B.1.i. Mesure d’affinité

Afin de valider l’expérience, la spécificité de l’affinité entre les protéines seules est testée dans un premier temps. À cet effet, une mesure d’affinité est réalisée par SPR dans laquelle α2 est injectée sur 4 surfaces différentes (Figure 22). Tandis que la surface sur laquelle la protéine A3 a été immobilisée montre un signal d’association important (40 RU) lors de l’injection de α2 à 2 nM, les deux surfaces fonctionnalisées avec des protéines non spécifiques (BSA et α2 elle-même) ne donnent aucun signal.
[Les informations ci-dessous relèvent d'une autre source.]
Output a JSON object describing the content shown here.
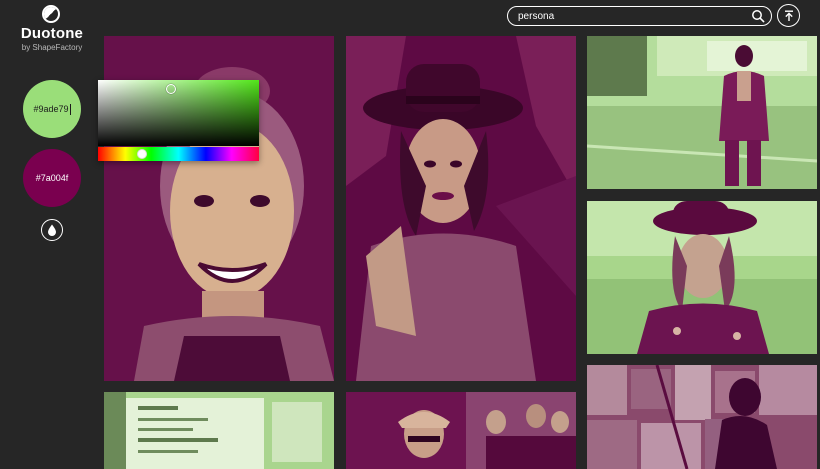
{
  "brand": {
    "title": "Duotone",
    "subtitle": "by ShapeFactory"
  },
  "swatches": {
    "light": {
      "hex": "#9ade79"
    },
    "dark": {
      "hex": "#7a004f"
    }
  },
  "colors": {
    "light": "#9ade79",
    "dark": "#7a004f",
    "background": "#262626"
  },
  "search": {
    "value": "persona"
  },
  "icons": [
    "logo-icon",
    "drop-icon",
    "search-icon",
    "upload-icon"
  ],
  "gallery": [
    {
      "name": "photo-smiling-woman"
    },
    {
      "name": "photo-woman-in-hat"
    },
    {
      "name": "photo-man-in-suit"
    },
    {
      "name": "photo-woman-at-beach"
    },
    {
      "name": "photo-whiteboard-notes"
    },
    {
      "name": "photo-street-crowd"
    },
    {
      "name": "photo-poster-wall"
    }
  ]
}
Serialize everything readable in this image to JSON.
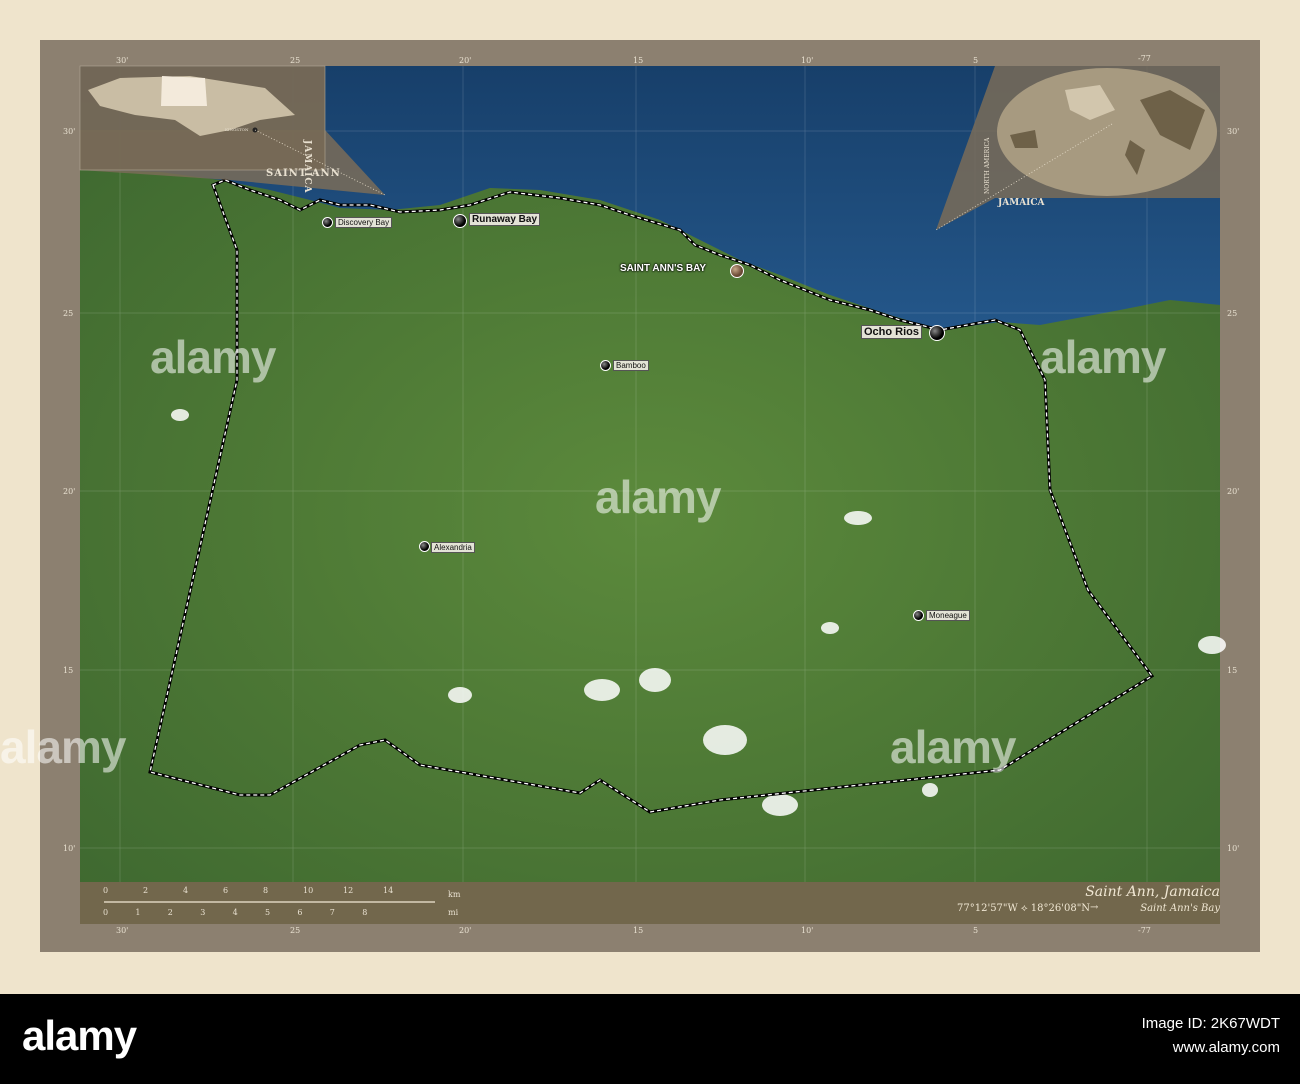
{
  "map": {
    "title": "Saint Ann, Jamaica",
    "coordinates": "77°12'57\"W ⟡ 18°26'08\"N",
    "arrow": "→",
    "capital": "Saint Ann's Bay",
    "scale": {
      "km_unit": "km",
      "mi_unit": "mi",
      "km_ticks": [
        "0",
        "2",
        "4",
        "6",
        "8",
        "10",
        "12",
        "14"
      ],
      "mi_ticks": [
        "0",
        "1",
        "2",
        "3",
        "4",
        "5",
        "6",
        "7",
        "8"
      ]
    },
    "top_ticks": [
      "30'",
      "25",
      "20'",
      "15",
      "10'",
      "5",
      "-77"
    ],
    "side_ticks": [
      "30'",
      "25",
      "20'",
      "15",
      "10'"
    ],
    "inset_jamaica": {
      "label_country": "Jamaica",
      "label_region": "Saint Ann",
      "label_capital": "Kingston"
    },
    "inset_world": {
      "label_continent": "North America",
      "label_country": "Jamaica"
    },
    "cities": [
      {
        "name": "Discovery Bay",
        "size": "small"
      },
      {
        "name": "Runaway Bay",
        "size": "big"
      },
      {
        "name": "Saint Ann's Bay",
        "size": "capital"
      },
      {
        "name": "Ocho Rios",
        "size": "big"
      },
      {
        "name": "Bamboo",
        "size": "small"
      },
      {
        "name": "Alexandria",
        "size": "small"
      },
      {
        "name": "Moneague",
        "size": "small"
      }
    ]
  },
  "watermark": "alamy",
  "footer": {
    "logo": "alamy",
    "image_id": "Image ID: 2K67WDT",
    "url": "www.alamy.com"
  },
  "colors": {
    "frame": "#8c8070",
    "sea": "#1d4a78",
    "land": "#4f7a38",
    "background": "#efe4cc"
  }
}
Ce résultat indique très clairement la spécificité de l’affinité α2•A3. D’autre part, l’allure exponentielle de la phase d’association démontre le mécanisme d’association 1:1 entre α2 et A3 (c’est-à-dire α2 + A3 = α2•A3)[67]. Cette observation confirme les résultats obtenus lors de la caractérisation de la paire α2/A3 par titration calorimétrique isotherme (ITC) à travers laquelle un coefficient de stœchiométrie expérimental valant 0,81 ± 0,01 a été déduit[1].

Figure 22. Sensorgrammes montrant la mesure d'affinité de α2 avec A3 (courbe verte), la BSA (courbe bleue), α2 (courbe rose) et la surface nue (courbe rouge).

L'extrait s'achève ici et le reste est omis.